Notes aux rédactions

  • La semaine dernière, Oxfam a lancé un manifeste contenant des recommandations sur les dossiers fiscaux et liés à la fiscalité à l'intention de la présidence française du Conseil de l’Union européenne qui débutera le 1er janvier 2022, notamment sur l'impôt minimum, l'initiative sur les sociétés écrans et le CBAM.
  • Oxfam considère que le taux d'imposition effectif de 15% convenu au niveau de l'OCDE et proposé à nouveau par la Commission européenne est beaucoup trop bas. De plus, l'accord de l'OCDE et la proposition de l'UE comprennent une clause appelée "carve-out", qui permet aux entreprises de payer un taux d'imposition inférieur à 15 % dans les pays où elles ont de nombreux employés ou des actifs incorporels tels que des usines et des machines.
  • L'impôt minimum convenu à l'OCDE ne s'applique qu'aux entreprises qui ne sont pas résidentes d'un pays, les entités nationales étant exclues. La Commission européenne propose de l'appliquer également aux entreprises nationales, afin de ne pas introduire une discrimination de traitement entre les filiales nationales et étrangères et de ne pas risquer une controverse juridique. Les États-Unis envisagent une mesure similaire à l’heure actuelle. 
  • L'accord de l'OCDE accorde la quasi-totalité des recettes fiscales générées par l'impôt minimum mondial aux pays de "résidence", c'est-à-dire les pays où les multinationales ont leur siège social, qui se trouvent en grande majorité dans les pays riches. Il existe toutefois une possibilité pour les pays à faible revenu de tirer davantage de recettes de l'impôt minimum, grâce à la règle de l'assujettissement à l'impôt (STR).
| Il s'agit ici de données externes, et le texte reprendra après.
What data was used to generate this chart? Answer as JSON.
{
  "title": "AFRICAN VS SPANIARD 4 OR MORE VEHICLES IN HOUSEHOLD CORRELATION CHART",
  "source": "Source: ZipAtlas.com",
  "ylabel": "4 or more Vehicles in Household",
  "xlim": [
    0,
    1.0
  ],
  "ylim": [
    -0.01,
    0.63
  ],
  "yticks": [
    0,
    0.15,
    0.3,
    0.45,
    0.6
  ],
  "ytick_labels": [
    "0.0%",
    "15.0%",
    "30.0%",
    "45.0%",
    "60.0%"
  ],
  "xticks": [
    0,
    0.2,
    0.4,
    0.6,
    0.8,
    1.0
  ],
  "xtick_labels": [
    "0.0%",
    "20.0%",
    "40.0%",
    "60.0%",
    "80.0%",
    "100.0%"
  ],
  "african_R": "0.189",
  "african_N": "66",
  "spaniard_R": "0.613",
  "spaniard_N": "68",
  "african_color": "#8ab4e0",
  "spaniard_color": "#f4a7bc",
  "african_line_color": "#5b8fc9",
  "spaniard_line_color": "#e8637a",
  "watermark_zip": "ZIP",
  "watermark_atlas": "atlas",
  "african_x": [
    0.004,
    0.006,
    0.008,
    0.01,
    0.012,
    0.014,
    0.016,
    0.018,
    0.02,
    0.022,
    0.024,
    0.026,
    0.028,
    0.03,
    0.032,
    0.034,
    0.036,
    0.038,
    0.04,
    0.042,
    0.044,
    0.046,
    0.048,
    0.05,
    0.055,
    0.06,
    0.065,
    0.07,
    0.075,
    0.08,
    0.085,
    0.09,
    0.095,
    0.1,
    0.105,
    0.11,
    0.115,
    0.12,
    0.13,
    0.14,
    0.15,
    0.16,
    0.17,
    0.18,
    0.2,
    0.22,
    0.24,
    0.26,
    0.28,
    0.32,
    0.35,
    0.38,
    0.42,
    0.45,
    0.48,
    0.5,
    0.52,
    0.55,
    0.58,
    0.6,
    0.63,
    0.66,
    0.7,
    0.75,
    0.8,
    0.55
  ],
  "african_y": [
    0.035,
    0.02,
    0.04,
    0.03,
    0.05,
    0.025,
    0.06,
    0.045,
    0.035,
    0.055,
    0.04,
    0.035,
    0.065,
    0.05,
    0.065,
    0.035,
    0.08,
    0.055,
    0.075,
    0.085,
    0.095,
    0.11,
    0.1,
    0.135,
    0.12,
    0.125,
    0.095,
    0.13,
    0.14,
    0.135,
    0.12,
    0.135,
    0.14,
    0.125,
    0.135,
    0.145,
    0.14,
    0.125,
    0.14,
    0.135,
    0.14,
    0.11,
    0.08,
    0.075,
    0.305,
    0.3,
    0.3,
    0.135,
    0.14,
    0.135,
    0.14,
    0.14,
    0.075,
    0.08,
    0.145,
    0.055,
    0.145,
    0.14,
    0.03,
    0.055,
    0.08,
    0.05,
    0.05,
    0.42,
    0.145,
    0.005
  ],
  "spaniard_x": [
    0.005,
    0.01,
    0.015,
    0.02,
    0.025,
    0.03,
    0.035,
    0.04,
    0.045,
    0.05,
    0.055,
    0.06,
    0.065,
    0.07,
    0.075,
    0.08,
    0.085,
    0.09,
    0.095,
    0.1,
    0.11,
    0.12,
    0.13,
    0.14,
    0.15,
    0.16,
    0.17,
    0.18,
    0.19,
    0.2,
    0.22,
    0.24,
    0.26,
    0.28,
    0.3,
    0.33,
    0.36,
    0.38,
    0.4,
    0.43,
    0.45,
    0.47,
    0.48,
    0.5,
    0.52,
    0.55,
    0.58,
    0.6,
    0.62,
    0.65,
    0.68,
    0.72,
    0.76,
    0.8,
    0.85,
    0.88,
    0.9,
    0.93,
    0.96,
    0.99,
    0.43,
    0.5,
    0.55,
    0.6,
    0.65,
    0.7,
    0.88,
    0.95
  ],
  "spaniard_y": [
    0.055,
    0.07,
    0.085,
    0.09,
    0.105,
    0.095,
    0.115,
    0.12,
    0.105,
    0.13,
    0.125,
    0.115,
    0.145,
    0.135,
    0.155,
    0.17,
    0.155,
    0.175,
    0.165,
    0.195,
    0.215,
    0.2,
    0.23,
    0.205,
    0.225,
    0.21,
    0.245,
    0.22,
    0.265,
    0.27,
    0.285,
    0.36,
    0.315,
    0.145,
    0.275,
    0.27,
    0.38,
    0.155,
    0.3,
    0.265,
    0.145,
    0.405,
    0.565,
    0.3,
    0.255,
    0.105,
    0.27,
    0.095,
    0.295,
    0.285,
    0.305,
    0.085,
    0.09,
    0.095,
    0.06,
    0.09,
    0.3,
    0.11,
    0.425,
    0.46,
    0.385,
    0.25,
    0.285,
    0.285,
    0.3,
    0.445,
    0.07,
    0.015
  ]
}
Pour être appliquée, cette règle nécessite une modification des accords fiscaux bilatéraux.
  • Le scandale OpenLux en 2021 a montré que le Luxembourg accueille 55 000 sociétés offshore sans activité économique. Plusieurs d'entre elles sont utilisées à des fins d'évasion fiscale, de fraude ou de blanchiment d'argent. Plus récemment, les "Pandora papers" ont révélé comment les particuliers les plus riches utilisent des sociétés écrans pour payer moins d'impôts ou dissimuler leurs activités financières.
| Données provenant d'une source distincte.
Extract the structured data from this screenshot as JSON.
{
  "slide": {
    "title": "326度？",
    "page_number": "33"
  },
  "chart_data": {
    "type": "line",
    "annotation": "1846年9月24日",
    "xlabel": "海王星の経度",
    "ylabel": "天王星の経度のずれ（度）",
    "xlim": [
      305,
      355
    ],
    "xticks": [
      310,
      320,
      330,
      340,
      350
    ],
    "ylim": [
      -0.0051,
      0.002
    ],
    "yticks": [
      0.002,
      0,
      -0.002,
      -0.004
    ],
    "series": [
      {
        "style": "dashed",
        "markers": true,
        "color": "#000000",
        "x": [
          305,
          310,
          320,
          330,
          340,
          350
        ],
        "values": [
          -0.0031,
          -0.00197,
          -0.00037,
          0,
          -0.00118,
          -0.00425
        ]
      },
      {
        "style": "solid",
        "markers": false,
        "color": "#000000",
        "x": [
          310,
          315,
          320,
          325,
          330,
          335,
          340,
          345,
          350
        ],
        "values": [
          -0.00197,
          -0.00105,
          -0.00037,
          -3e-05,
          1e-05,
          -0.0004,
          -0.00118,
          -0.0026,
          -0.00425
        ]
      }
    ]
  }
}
  • La Commission européenne a proposé comme ressources propres de l'ETS, du CBAM et du pilier 1 de l'OCDE. Oxfam demande d'utiliser les revenus du CBAM dans le financement de l’action climatique et d'exempter les pays les plus pauvres afin qu’ils ne soient pas affectés de manière disproportionnée.   
  • En mai 2021, la Commission européenne a proposé le "Business in Europe : Framework for Income Taxation (BEFIT)", qui comprendrait des règles pour une base d'imposition commune et la répartition des bénéfices entre les États membres sur la base d'une formule (répartition par formule). Le BEFIT devrait devenir l'une des ressources propres de l'UE, selon la Commission européenne.